Launched in Flint in early 2024, Rx Kids provides every pregnant person in the city with $1,500 during pregnancy and $500 per month for the baby’s first year. It’s the first community-wide maternal and infant cash prescription program in the nation. Since launching, Rx Kids has expanded to Kalamazoo, Pontiac, the eastern Upper Peninsula, Clare County, and is expected to reach several more Michigan communities by the end of 2025.
In Flint, where more than $10 million has been delivered to more than 1,800 families, the program is making a measurable impact. Early data shows increased financial security, lower food and diaper insecurity, and reductions in depression and stress among mothers. Families report fewer tradeoffs between basic needs like food, housing, and healthcare.
“Programs like Rx Kids help level the playing field,” said Dr. Mona Hanna, director of Rx Kids and associate dean of public health at Michigan State University College of Human Medicine. “We’re already seeing healthier babies, stronger families, and more economic stability. This is how we build a brighter future, one child at a time.”
Lord-Timlin, who gave birth to Siobhán in June of 2024, said she enrolled in Rx Kids around the 20-week mark of her pregnancy. She was working full-time for the City of Flint and juggling graduate school. The timing of the cash support, she said, couldn’t have been better.
“I was a full-time student and full-time employee while pregnant. I was nauseous and exhausted, and I knew I had to scale back to part-time classes,” she said. “But I didn’t qualify for FAFSA as a part-time student, and I couldn’t afford tuition out-of-pocket.”
She used a portion of the $1,500 prenatal payment for essential baby gear, including a stroller and car seat, and some of the funds to cover her tuition.
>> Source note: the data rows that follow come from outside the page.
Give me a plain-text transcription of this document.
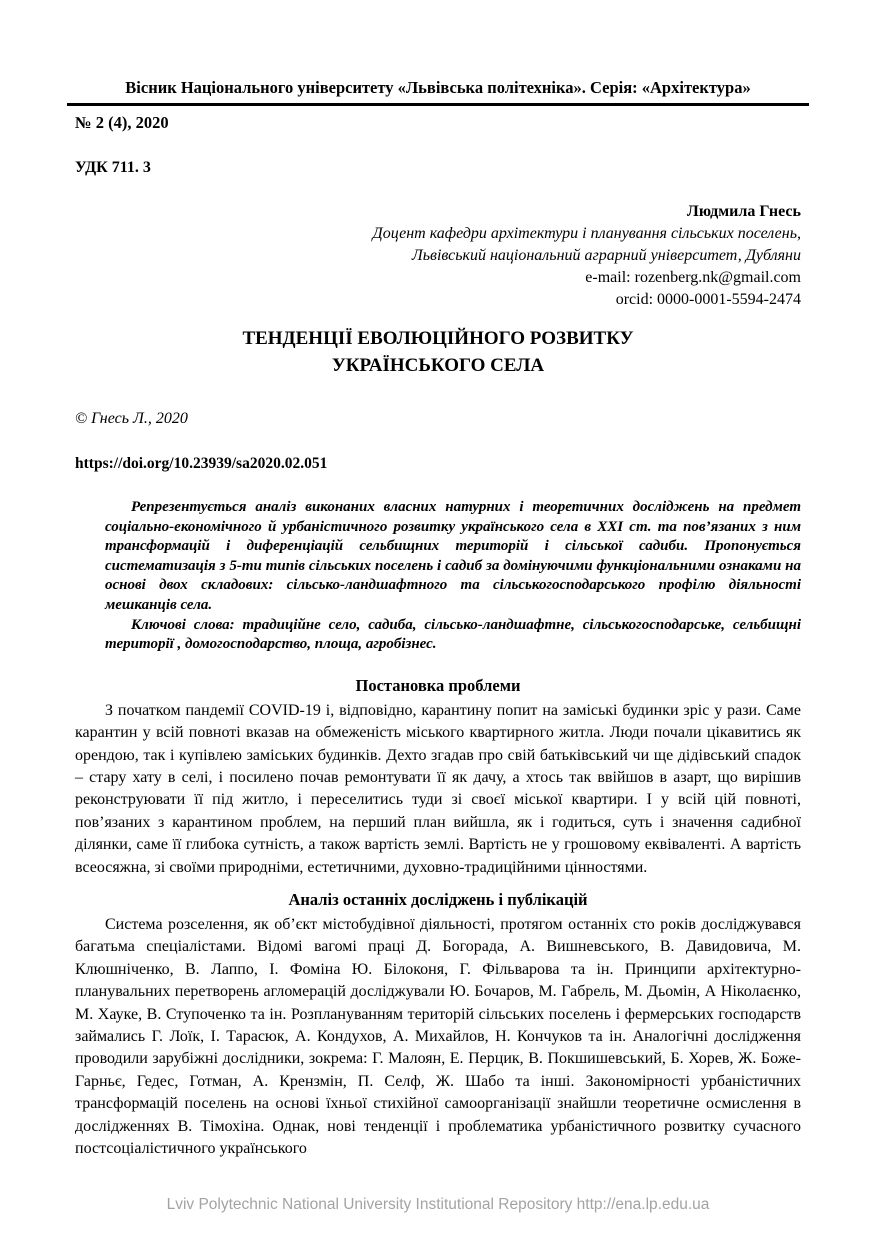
Вісник Національного університету «Львівська політехніка». Серія: «Архітектура»
№ 2 (4), 2020
УДК 711. 3
Людмила Гнесь
Доцент кафедри архітектури і планування сільських поселень,
Львівський національний аграрний університет, Дубляни
e-mail: rozenberg.nk@gmail.com
orcid: 0000-0001-5594-2474
ТЕНДЕНЦІЇ ЕВОЛЮЦІЙНОГО РОЗВИТКУ
УКРАЇНСЬКОГО СЕЛА
© Гнесь Л., 2020
https://doi.org/10.23939/sa2020.02.051

Репрезентується аналіз виконаних власних натурних і теоретичних досліджень на предмет соціально-економічного й урбаністичного розвитку українського села в ХХІ ст. та пов’язаних з ним трансформацій і диференціацій сельбищних територій і сільської садиби. Пропонується систематизація з 5-ти типів сільських поселень і садиб за домінуючими функціональними ознаками на основі двох складових: сільсько-ландшафтного та сільськогосподарського профілю діяльності мешканців села.

Ключові слова: традиційне село, садиба, сільсько-ландшафтне, сільськогосподарське, сельбищні території , домогосподарство, площа, агробізнес.

Постановка проблеми

З початком пандемії COVID-19 і, відповідно, карантину попит на заміські будинки зріс у рази. Саме карантин у всій повноті вказав на обмеженість міського квартирного житла. Люди почали цікавитись як орендою, так і купівлею заміських будинків. Дехто згадав про свій батьківський чи ще дідівський спадок – стару хату в селі, і посилено почав ремонтувати її як дачу, а хтось так ввійшов в азарт, що вирішив реконструювати її під житло, і переселитись туди зі своєї міської квартири. І у всій цій повноті, пов’язаних з карантином проблем, на перший план вийшла, як і годиться, суть і значення садибної ділянки, саме її глибока сутність, а також вартість землі. Вартість не у грошовому еквіваленті. А вартість всеосяжна, зі своїми природніми, естетичними, духовно-традиційними цінностями.

Аналіз останніх досліджень і публікацій

Система розселення, як об’єкт містобудівної діяльності, протягом останніх сто років досліджувався багатьма спеціалістами. Відомі вагомі праці Д. Богорада, А. Вишневського, В. Давидовича, М. Клюшніченко, В. Лаппо, І. Фоміна Ю. Білоконя, Г. Фільварова та ін. Принципи архітектурно-планувальних перетворень агломерацій досліджували Ю. Бочаров, М. Габрель, М. Дьомін, А Ніколаєнко, М. Хауке, В. Ступоченко та ін. Розплануванням територій сільських поселень і фермерських господарств займались Г. Лоїк, І. Тарасюк, А. Кондухов, А. Михайлов, Н. Кончуков та ін. Аналогічні дослідження проводили зарубіжні дослідники, зокрема: Г. Малоян, Е. Перцик, В. Покшишевський, Б. Хорев, Ж. Боже-Гарньє, Гедес, Готман, А. Крензмін, П. Селф, Ж. Шабо та інші. Закономірності урбаністичних трансформацій поселень на основі їхньої стихійної самоорганізації знайшли теоретичне осмислення в дослідженнях В. Тімохіна. Однак, нові тенденції і проблематика урбаністичного розвитку сучасного постсоціалістичного українського

Lviv Polytechnic National University Institutional Repository http://ena.lp.edu.ua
That support helped her stay enrolled and in good academic standing.
“When I tell people that Rx Kids helped me afford graduate school while pregnant, they’re surprised,” she said. “But that’s exactly what it did. It let me invest in myself so I could better invest in my family.”
As a family with steady employment, Lord-Timlin initially wondered if she’d qualify. But as she soon learned, the program is designed to help every Flint baby and family specifically because the first year of a child’s life is the most economically stressful for everyone.
“Our daycare costs $1,300 a month,” she said. “That’s a huge expense, even for families like ours who are doing ‘okay’ on paper. The $500 a month from Rx Kids covered about 30 to 40 percent of our childcare and helped us ease into a new budget.”
Lord-Timlin said the simplicity of the program – no strings attached, no reporting required – allowed her to focus on her family, not paperwork.
“If you are having a child, there are unavoidable expenses … diapers, food, cribs, clothes,” she said. “Rx Kids doesn’t ask you to prove how you spend every dollar. It trusts you to know what your family needs.”
Her experience has inspired her to advocate for the program and help other parents enroll, especially those who might assume they don’t qualify.
“I’m proud to live in a city that values its families,” she said. “Flint gave me so much, my career, my education, my family. And Rx Kids was another way this community showed up for us.”
Lord-Timlin expects to complete her second graduate degree this December. She and her husband plan to stay in Flint, where her sister and brother-in-law have now joined them, drawn, in part, by the life she built from a chance move seven years ago.
“This city gave me roots,” she said. “Rx Kids helped us grow.”